13 octobre 2011 - Lien entre ma vie et mes poèmes, il me tient à coeur que vous lisiez ce préambule. Merci - S.R.
« Brassens. »
« Aimer le théâtre et aimer en faire » c’est finalement un besoin vital de « l’autre, des autres ». La rencontre, le contact, l’échange, la découverte, la vie : Le dialogue, le tête à tête ou le nombre, la foule, les chœurs parlés. Le plus souvent à travers la parole, le langage, les mots. Un poème, c’est le résumé, la conclusion d’une pièce de théâtre : Le raccourci, l’extrait, l’essentiel.
Cette nuit je suis tombée sur un reportage concernant la vie de « Georges Brassens ». Curieux, moi qui préfère les biographies à tout autre lecture, je n’ai jamais « lu » la vie de Brassens. Dès l’un de ses tout premiers passages sur scène, à Paris,-avant qu’il ne soit reconnu comme un authentique poète et chanté un peu partout, surtout pour ses paroles subversives pour l’époque, j’avais été l’écouter, le voir. : Or, ce jour là, entre ses chansons, avec juste sa chaise et sa guitare, il s’arrêtait pour… « cracher » par terre en s’essuyant la bouche. J’avais été tellement horrifiée par ce comportement (un théâtre a toujours été pour moi un lieu SACRE : je n’ai jamais été à l’église, mais c’est un peu comme si le prêtre, en plein sermon, crachait paisiblement, face à ses ouailles attentives !) que durant des années j’ai eu un grand rejet de cet homme. Brel, Ferré, Férat les grands noms, oui ! Mais s’il vous plaît ne me parlez pas de ce grossier personnage qui crache et boit sur scène ! Pratiquement, jusqu’à cette nuit, lorsque mes amis me faisaient entendre Brassens pour me faire plaisir, je faisais un effort pour ne pas le revoir sur cette scène parisienne crachant par terre.

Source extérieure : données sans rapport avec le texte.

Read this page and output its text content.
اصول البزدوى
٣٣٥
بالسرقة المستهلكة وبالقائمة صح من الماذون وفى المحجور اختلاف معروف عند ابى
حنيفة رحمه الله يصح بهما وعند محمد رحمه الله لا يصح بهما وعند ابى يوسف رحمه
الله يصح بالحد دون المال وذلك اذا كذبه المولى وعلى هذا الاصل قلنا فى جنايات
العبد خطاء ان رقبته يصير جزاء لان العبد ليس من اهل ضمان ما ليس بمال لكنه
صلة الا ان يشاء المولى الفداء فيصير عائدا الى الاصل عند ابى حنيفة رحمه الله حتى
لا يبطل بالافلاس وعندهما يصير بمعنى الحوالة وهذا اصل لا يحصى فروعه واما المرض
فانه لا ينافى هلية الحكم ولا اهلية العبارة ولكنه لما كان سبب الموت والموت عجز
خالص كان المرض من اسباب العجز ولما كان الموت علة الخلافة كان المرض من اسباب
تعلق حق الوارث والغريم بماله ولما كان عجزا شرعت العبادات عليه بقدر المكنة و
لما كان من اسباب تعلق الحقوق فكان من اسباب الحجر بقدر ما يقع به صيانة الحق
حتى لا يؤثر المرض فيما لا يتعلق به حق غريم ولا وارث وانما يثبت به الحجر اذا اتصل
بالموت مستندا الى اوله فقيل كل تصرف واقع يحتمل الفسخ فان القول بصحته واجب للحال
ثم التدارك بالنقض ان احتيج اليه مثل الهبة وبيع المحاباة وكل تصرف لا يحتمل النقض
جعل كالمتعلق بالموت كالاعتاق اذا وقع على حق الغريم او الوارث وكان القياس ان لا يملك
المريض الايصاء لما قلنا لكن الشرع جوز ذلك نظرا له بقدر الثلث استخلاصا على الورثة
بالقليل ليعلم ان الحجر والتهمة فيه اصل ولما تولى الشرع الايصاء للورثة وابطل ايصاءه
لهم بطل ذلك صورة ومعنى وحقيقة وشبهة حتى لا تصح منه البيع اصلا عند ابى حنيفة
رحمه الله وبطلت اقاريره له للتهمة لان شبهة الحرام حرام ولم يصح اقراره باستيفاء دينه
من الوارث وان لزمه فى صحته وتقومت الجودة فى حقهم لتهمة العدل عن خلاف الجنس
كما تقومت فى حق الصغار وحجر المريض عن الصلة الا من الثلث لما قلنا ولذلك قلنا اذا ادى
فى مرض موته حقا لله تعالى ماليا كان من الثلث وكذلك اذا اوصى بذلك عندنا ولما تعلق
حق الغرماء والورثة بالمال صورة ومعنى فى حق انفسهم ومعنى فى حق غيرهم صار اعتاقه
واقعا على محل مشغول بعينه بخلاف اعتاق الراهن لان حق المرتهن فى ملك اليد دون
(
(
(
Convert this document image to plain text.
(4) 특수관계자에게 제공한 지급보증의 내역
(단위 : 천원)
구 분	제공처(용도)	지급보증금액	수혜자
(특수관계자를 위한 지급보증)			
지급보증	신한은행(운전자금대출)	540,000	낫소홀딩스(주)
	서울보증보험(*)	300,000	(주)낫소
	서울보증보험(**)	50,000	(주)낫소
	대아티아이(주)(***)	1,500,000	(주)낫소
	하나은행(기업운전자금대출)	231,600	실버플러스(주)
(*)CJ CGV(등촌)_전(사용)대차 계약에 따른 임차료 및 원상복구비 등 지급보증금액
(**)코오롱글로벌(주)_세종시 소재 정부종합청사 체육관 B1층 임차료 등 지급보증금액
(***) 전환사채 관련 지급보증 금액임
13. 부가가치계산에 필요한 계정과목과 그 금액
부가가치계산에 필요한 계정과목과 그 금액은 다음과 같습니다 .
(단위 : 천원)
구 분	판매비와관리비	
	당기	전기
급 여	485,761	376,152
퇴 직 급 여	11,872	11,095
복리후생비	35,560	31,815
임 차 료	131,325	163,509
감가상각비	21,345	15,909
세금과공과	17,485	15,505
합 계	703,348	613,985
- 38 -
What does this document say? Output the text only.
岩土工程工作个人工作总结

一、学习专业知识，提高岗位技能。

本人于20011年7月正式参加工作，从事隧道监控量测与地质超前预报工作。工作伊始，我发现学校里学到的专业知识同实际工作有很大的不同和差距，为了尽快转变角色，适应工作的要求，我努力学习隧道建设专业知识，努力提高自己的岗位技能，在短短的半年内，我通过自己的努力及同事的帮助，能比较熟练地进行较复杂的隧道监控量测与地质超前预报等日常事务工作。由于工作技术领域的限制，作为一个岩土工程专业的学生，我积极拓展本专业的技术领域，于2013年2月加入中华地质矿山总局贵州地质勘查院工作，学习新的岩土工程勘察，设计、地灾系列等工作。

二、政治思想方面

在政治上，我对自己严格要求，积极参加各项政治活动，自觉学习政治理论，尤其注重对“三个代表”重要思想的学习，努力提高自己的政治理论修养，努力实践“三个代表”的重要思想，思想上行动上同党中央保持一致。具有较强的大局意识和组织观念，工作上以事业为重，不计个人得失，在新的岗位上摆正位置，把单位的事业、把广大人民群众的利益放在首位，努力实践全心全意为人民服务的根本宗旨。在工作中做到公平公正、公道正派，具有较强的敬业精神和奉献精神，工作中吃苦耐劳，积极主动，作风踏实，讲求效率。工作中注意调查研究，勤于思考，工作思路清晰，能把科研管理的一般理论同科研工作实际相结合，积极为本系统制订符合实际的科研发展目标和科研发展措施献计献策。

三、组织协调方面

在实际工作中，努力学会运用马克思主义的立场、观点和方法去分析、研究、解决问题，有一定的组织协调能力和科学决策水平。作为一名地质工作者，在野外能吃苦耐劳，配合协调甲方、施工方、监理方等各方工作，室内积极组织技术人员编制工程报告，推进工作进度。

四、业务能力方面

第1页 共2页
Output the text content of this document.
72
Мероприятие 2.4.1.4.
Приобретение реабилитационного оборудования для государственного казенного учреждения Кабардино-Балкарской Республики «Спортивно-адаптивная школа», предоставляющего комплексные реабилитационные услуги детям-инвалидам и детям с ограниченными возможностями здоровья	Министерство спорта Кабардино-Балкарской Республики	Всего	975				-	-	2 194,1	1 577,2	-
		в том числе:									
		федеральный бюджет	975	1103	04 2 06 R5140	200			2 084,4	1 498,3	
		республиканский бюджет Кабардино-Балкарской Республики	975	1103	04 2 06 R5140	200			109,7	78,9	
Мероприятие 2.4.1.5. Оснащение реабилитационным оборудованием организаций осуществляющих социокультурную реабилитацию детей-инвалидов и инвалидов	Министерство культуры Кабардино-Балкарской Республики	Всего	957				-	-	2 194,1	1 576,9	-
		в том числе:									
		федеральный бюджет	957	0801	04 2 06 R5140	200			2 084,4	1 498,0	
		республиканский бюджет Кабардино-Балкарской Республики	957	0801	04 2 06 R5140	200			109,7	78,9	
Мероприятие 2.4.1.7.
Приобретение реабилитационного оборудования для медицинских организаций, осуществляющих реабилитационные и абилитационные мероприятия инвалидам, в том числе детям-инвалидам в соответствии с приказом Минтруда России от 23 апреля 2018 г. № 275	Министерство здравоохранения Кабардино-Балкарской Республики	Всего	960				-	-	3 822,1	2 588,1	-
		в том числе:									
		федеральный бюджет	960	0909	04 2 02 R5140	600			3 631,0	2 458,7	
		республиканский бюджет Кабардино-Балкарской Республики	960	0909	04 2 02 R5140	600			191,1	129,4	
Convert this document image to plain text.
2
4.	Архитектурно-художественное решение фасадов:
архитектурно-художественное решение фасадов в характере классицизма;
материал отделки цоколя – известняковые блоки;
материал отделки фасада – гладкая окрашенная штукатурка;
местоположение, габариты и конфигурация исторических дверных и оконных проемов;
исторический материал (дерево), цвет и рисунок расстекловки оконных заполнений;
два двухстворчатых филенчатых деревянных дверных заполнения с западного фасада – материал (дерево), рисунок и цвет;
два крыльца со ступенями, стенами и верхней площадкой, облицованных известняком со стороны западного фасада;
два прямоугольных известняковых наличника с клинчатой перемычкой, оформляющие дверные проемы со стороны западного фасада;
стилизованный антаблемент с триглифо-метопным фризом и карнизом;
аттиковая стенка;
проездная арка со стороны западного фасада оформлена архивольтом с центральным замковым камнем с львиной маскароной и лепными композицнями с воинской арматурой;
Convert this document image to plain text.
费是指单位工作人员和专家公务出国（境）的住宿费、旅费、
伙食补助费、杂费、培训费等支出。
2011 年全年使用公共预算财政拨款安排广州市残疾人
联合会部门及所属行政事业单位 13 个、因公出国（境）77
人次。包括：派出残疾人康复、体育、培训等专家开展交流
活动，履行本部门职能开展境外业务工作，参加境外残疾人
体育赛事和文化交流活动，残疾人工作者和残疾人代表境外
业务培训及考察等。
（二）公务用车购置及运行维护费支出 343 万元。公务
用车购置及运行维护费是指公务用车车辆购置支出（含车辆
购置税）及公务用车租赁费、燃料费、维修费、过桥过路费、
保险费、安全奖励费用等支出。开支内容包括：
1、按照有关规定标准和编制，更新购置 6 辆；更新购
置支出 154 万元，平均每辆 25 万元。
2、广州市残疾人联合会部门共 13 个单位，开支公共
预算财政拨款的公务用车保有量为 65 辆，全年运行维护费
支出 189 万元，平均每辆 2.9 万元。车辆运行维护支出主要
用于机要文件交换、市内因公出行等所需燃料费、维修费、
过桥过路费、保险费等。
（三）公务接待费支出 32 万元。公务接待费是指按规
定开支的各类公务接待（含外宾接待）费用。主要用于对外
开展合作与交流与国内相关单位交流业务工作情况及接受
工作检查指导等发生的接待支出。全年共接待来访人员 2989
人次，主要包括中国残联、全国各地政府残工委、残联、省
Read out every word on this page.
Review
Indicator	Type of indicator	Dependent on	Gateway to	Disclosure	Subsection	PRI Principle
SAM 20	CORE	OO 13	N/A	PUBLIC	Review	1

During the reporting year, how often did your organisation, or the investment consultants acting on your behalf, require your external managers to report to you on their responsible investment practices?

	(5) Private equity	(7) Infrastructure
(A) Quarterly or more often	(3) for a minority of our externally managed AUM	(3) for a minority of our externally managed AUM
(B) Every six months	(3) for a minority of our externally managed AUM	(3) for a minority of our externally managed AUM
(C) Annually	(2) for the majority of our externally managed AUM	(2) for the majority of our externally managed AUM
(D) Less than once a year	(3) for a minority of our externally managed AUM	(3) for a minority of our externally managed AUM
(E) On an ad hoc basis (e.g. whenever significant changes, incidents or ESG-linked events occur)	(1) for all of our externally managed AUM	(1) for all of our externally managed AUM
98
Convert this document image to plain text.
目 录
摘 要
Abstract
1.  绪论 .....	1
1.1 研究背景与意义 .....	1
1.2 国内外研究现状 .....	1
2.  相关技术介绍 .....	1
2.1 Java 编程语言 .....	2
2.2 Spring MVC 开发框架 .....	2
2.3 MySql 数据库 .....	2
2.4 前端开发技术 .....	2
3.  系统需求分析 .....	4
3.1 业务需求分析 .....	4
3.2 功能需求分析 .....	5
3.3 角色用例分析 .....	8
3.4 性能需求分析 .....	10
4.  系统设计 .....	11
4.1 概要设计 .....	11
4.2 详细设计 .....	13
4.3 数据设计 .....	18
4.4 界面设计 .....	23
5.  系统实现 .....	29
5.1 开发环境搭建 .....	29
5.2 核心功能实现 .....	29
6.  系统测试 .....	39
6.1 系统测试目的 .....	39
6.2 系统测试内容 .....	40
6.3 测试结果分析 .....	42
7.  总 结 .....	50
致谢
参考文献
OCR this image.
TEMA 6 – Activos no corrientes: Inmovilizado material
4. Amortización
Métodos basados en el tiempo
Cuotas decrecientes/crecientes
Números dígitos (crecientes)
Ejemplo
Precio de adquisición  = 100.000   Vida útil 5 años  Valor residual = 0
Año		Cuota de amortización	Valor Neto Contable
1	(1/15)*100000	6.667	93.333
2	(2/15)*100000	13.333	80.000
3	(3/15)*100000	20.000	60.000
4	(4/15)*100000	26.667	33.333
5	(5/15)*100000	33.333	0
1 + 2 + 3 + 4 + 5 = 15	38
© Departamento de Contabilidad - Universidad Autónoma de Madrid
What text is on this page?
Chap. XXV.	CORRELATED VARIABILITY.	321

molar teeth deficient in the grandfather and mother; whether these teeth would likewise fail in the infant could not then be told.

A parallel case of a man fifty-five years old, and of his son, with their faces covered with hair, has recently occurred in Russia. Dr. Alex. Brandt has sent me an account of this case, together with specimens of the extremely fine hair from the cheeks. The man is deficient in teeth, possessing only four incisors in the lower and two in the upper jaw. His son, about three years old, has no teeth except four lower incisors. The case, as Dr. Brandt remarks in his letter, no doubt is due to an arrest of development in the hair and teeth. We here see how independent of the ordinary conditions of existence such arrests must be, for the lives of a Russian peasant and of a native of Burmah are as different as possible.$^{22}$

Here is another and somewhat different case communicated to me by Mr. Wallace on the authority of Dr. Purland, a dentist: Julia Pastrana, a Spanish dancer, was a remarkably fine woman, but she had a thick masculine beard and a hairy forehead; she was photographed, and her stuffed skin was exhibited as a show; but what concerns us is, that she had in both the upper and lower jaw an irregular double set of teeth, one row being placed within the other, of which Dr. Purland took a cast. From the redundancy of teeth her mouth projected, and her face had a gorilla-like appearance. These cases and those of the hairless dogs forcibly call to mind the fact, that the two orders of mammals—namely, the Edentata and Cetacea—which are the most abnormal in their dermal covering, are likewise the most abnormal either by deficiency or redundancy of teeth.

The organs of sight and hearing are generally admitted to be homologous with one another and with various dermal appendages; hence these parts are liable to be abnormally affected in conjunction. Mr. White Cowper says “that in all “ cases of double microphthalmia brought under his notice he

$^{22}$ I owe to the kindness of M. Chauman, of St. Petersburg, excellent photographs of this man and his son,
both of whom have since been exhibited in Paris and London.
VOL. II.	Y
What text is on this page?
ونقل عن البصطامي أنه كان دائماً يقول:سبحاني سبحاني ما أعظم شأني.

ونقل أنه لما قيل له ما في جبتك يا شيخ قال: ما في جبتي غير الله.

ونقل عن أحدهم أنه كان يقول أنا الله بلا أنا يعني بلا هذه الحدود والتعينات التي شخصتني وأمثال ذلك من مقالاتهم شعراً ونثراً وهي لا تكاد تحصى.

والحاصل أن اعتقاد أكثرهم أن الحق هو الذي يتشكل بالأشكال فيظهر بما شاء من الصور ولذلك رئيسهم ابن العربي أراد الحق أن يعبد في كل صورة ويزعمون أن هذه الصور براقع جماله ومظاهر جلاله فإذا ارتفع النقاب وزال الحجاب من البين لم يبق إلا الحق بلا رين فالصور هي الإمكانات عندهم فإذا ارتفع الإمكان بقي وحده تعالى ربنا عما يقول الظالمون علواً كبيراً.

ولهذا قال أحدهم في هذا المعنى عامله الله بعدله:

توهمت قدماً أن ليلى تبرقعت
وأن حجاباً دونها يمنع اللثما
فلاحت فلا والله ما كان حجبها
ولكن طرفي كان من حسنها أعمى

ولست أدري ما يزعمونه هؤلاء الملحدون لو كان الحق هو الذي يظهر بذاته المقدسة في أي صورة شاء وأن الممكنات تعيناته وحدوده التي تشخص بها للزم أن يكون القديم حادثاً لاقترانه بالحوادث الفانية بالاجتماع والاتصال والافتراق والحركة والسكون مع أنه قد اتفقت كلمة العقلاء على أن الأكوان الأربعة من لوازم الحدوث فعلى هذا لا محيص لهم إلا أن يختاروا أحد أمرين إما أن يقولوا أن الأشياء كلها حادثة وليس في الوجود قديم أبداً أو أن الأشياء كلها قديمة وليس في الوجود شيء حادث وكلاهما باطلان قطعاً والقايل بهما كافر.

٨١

Et cette nuit, « Brassens » raconté par des gens très simples mais ayant vécus à son contact et partagé son moi profond, j’ai fait mon mea-culpa. « Il avait des choses à dire, tant de choses à dire, ce Georges ! » Mais lui, il a pu vivre, dix ans au moins, en étant possédé par sa passion pour « les mots et la musique » ne se préoccupant pas d’être totalement « entretenu par Jeanne ». « La Jeanne », âgée de 50 ans alors qu’il en avait vingt ! La richesse, l’argent, il s‘en foutait : Il était tout ce qu’il a écrit et chanté, lui et son « accent » ! lui et sa provocation perpétuelle !, Lui et sa révolte intérieure devant les injustices, la bêtise, la bêtise, la bêtise. Lui et sa tendresse.
D’abord petit chapardeur, puis voleur, puis chanteur, chanteur, chanteur ! Puis vedette « à n’en savoir que faire ». Fidèle à lui-même jusqu’à sa mort.
Au fond un poète, c’est quelqu’un de raté quoi qu’il fasse, car hors de son temps, même dans les moments les plus apparemment heureux de sa vie.. Ce n’est pas l’orgueil d’être sur scène, connu ou non qui compte c’est cette passion qui vous fait vivre, vous dévore et vous tue en même temps.
Qu ’en supplément au programme, au beau milieu de votre vie, votre vie qui n’a été jusque là que passions pour le Théâtre, la Poésie, et… l’Amour tout court, « la philosophie » vienne à votre rencontre,c’est merveilleux, certes, mais bien difficile à gérer au quotidien.